談話室
弱視児も育成医療の恩惠に
武田 忠雄
1
1宮域県公立刈田総合病院
pp.551-552
発行日 1963年4月15日
Published Date 1963/4/15
DOI https://doi.org/10.11477/mf.1410202710
- 有料閲覧
- 文献概要
弱視の治療が進歩すると共に,各地でこの問題が大きくとりあげられつつあることは誠に喜ばしい。しかし,弱視の治療は,一般に長期間を要するので,学童にとつてはその間の学校の勉強時間をつぶすことと,治療に要する費用が最も問題となる。筆者は,この解決には弱視学級を作つて治療しながら勉強をさせることと,育成医療によつて費用を賄うことの二点が最も妥当と思われるので,当病院の実際を御紹介して,この問題を各位と共に考えてみたいと思う。

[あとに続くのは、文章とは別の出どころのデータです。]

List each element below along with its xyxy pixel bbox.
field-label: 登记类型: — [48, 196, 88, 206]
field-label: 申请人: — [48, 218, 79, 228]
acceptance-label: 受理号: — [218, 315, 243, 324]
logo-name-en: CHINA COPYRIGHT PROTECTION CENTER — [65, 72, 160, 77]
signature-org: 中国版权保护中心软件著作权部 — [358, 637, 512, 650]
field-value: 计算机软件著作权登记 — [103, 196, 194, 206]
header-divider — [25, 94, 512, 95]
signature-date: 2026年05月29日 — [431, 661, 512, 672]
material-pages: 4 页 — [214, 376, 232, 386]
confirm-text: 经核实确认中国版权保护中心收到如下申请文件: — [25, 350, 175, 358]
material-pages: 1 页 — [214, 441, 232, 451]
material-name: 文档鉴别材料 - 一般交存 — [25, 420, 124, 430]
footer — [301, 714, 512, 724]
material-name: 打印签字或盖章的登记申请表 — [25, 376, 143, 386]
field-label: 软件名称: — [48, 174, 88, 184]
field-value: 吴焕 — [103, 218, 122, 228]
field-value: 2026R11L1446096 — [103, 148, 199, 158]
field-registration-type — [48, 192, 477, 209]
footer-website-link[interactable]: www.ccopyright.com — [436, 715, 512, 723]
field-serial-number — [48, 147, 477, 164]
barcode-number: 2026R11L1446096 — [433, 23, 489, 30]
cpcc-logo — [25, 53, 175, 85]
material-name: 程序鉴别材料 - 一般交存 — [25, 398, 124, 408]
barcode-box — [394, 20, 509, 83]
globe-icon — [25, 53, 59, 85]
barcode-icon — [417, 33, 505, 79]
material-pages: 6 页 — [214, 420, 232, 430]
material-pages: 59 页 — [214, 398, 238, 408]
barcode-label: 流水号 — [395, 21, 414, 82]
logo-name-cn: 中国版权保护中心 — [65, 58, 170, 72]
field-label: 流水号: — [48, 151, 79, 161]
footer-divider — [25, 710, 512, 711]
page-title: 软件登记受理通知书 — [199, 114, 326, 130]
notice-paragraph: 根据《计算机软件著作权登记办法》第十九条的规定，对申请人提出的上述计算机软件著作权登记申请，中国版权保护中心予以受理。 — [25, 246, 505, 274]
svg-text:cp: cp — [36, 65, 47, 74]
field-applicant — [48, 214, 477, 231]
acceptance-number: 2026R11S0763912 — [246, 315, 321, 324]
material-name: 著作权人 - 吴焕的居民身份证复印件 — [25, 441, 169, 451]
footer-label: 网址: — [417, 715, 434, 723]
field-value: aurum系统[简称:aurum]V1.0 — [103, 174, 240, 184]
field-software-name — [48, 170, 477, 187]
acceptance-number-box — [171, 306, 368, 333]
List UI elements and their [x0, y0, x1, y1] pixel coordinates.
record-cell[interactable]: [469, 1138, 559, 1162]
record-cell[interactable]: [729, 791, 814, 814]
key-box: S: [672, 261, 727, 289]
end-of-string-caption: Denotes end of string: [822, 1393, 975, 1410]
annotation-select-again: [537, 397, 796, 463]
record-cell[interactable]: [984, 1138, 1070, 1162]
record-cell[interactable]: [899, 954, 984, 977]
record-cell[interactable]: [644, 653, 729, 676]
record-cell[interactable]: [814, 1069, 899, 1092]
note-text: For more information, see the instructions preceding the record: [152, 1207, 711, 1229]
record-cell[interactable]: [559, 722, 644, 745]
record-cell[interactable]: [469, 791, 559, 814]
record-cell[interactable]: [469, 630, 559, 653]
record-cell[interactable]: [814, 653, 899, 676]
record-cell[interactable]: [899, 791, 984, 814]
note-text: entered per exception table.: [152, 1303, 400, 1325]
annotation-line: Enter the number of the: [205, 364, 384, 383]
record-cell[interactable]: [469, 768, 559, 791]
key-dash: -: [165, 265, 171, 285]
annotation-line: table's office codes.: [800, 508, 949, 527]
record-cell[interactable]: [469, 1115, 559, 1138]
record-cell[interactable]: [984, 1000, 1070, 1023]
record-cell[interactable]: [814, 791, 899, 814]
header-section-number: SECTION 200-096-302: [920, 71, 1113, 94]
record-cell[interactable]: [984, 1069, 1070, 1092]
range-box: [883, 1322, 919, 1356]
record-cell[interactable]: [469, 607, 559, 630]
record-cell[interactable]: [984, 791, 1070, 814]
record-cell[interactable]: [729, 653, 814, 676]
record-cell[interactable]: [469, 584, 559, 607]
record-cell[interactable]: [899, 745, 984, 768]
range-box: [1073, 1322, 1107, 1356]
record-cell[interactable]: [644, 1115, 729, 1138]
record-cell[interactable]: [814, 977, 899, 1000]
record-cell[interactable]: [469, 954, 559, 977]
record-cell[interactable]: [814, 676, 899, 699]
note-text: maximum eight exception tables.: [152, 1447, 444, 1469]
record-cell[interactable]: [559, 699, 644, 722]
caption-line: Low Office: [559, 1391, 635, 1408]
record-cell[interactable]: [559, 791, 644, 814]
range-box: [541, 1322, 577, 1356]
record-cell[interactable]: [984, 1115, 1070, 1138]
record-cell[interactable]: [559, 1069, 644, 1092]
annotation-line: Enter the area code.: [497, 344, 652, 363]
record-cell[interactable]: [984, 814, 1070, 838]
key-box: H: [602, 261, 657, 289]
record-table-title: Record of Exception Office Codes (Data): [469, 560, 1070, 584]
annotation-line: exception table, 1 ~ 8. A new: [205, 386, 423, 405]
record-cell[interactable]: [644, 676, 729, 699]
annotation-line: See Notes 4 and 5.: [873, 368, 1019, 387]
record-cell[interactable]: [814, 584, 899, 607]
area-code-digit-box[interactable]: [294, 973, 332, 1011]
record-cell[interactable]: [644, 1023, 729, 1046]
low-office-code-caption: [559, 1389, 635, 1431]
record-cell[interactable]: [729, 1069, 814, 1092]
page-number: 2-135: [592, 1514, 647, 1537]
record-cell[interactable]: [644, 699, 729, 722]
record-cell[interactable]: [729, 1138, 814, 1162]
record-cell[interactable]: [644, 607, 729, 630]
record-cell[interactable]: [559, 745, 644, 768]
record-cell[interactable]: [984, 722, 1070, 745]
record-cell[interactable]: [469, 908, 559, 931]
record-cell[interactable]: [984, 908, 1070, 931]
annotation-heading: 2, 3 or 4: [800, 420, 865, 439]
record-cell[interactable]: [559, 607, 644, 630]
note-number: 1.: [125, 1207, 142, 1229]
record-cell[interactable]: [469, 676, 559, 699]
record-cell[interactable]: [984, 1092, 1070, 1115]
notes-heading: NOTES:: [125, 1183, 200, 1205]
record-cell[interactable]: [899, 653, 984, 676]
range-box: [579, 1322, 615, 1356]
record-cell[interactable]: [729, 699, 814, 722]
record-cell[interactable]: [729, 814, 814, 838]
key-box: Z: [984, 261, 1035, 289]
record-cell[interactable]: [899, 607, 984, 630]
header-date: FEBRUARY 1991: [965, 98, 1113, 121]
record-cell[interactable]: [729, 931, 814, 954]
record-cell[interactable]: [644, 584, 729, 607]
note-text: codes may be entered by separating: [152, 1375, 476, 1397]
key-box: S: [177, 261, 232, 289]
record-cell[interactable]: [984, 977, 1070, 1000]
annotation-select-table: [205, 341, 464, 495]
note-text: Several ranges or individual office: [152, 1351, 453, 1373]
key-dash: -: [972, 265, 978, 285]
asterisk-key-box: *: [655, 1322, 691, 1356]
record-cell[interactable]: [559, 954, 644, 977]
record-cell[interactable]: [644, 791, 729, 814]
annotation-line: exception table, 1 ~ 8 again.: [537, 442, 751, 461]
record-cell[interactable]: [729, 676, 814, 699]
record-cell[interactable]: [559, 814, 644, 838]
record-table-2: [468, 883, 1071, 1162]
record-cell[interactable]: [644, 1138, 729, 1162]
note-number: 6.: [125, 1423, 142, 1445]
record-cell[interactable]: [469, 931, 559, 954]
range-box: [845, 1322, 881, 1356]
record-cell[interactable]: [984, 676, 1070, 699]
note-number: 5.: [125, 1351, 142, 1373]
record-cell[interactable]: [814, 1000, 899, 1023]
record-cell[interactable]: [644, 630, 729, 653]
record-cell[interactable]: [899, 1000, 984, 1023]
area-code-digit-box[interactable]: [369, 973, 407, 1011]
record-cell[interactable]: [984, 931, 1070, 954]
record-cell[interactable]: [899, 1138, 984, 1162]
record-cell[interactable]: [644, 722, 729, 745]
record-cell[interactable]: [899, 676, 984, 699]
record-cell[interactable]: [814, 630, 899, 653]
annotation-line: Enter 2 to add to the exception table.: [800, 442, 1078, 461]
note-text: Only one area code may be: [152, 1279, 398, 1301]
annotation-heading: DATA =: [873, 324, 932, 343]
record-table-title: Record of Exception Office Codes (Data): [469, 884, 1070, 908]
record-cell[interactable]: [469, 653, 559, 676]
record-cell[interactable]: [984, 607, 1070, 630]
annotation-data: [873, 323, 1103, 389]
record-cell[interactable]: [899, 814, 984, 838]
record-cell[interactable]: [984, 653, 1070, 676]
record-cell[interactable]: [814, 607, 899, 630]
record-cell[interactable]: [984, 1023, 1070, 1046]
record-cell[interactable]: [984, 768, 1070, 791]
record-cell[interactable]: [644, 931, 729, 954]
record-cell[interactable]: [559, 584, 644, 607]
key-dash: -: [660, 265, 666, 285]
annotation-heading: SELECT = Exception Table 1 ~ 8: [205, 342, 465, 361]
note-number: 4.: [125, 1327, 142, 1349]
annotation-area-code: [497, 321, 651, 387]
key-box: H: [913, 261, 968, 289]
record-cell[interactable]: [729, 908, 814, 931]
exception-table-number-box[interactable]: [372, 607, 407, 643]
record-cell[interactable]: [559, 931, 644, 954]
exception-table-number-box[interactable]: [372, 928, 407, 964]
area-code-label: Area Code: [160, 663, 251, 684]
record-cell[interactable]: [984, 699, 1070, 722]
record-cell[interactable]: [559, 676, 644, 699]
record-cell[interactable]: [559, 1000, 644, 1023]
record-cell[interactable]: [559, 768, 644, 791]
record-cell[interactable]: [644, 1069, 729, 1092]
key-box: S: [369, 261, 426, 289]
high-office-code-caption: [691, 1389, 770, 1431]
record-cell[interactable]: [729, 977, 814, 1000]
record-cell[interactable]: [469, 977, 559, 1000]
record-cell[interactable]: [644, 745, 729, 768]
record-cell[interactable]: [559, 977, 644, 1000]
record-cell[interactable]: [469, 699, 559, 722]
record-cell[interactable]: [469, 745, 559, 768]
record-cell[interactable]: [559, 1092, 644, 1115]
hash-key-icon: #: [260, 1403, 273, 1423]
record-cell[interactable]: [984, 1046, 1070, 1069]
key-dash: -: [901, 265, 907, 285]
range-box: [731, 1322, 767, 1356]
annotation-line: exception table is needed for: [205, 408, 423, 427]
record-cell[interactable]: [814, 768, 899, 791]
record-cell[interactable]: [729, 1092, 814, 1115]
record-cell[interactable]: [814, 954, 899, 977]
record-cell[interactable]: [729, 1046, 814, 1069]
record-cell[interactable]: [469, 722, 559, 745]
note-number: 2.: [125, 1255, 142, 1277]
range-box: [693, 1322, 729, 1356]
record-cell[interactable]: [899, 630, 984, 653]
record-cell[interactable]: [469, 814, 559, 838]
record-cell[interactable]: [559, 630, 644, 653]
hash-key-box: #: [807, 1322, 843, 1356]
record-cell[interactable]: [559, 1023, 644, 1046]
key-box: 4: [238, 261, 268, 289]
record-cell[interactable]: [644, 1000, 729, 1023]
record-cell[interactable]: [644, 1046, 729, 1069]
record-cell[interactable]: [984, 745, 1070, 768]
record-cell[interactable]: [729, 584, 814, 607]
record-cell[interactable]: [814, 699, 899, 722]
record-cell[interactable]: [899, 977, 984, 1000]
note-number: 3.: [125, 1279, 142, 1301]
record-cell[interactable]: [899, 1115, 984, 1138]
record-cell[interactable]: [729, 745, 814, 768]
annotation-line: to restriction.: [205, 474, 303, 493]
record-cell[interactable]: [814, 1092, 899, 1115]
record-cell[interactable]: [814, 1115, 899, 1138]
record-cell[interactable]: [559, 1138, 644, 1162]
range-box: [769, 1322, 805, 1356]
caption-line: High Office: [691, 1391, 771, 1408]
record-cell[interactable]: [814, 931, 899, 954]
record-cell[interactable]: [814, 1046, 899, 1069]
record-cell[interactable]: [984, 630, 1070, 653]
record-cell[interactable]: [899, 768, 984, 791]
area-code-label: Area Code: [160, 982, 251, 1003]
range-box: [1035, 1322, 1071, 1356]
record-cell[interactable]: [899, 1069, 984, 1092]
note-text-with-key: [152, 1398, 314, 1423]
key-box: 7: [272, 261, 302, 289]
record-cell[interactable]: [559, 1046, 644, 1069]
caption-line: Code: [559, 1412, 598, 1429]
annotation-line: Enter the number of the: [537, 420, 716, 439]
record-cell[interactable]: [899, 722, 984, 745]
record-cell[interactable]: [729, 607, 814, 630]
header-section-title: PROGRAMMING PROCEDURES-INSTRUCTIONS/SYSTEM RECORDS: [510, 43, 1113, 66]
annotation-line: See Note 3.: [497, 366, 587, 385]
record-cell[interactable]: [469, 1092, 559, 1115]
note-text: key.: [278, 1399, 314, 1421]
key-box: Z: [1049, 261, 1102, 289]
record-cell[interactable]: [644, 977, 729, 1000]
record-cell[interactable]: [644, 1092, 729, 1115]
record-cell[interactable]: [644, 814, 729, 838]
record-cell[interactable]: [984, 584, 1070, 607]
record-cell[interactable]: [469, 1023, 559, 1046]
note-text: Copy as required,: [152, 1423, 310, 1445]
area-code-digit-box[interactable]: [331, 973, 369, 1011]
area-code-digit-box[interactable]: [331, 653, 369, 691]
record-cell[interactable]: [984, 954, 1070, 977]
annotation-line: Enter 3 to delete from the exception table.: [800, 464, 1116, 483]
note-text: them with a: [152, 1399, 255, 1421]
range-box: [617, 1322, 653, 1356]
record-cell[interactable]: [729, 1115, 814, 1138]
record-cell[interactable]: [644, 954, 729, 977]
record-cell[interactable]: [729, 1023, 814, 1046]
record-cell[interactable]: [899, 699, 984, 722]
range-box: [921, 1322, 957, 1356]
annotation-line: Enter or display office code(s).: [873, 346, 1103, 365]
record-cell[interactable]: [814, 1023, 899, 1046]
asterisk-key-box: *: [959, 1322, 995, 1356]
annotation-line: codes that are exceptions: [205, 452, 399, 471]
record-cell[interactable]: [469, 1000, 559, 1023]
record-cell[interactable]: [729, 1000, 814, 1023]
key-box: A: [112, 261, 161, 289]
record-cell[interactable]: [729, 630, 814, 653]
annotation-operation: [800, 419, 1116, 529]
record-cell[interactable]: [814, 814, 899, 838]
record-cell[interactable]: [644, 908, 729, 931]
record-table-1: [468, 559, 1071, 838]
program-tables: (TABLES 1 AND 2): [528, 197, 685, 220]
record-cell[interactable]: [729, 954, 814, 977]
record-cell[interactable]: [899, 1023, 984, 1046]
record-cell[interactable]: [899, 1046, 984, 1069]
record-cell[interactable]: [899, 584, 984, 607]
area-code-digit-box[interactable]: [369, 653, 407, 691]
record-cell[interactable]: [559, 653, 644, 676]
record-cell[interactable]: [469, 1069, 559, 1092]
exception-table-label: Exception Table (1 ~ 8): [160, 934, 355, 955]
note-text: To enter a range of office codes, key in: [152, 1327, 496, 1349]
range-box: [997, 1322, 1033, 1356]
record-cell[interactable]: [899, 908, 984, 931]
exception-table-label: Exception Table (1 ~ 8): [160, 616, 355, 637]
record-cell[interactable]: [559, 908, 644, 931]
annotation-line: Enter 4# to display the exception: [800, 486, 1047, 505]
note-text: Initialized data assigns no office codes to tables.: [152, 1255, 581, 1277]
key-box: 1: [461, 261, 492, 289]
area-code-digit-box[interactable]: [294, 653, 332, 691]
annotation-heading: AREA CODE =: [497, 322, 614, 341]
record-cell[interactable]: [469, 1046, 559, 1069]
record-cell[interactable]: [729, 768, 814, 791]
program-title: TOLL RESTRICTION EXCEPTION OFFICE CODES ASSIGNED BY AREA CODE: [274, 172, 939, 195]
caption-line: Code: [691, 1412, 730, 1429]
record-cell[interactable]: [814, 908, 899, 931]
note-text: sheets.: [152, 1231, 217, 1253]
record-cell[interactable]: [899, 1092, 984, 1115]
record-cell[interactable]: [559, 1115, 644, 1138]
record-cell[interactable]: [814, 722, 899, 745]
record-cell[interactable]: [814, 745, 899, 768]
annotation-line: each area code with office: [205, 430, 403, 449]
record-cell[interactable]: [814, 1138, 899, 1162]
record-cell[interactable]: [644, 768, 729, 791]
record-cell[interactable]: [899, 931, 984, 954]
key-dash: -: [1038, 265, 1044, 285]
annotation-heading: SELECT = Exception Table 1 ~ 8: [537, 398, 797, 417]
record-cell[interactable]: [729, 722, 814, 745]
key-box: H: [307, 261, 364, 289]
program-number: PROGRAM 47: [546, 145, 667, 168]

約3年前,仙台眼科集談会の帰りに,前任医長板橋博士と汽車に乗りビールを乾しながら歓談している中に,同博士は「何の仕事でも3年経つたら反省しなければならない」と忠告して下さつた。その時は深く考えてもみなかつたが,自分も当病院に赴任以来,早くも3年を過ぎ5年目に足を入れたわけであるので,内心落着かないものがあつた。それで2〜3の本を調べている中に弱視学級設置の必要性が目に止つた。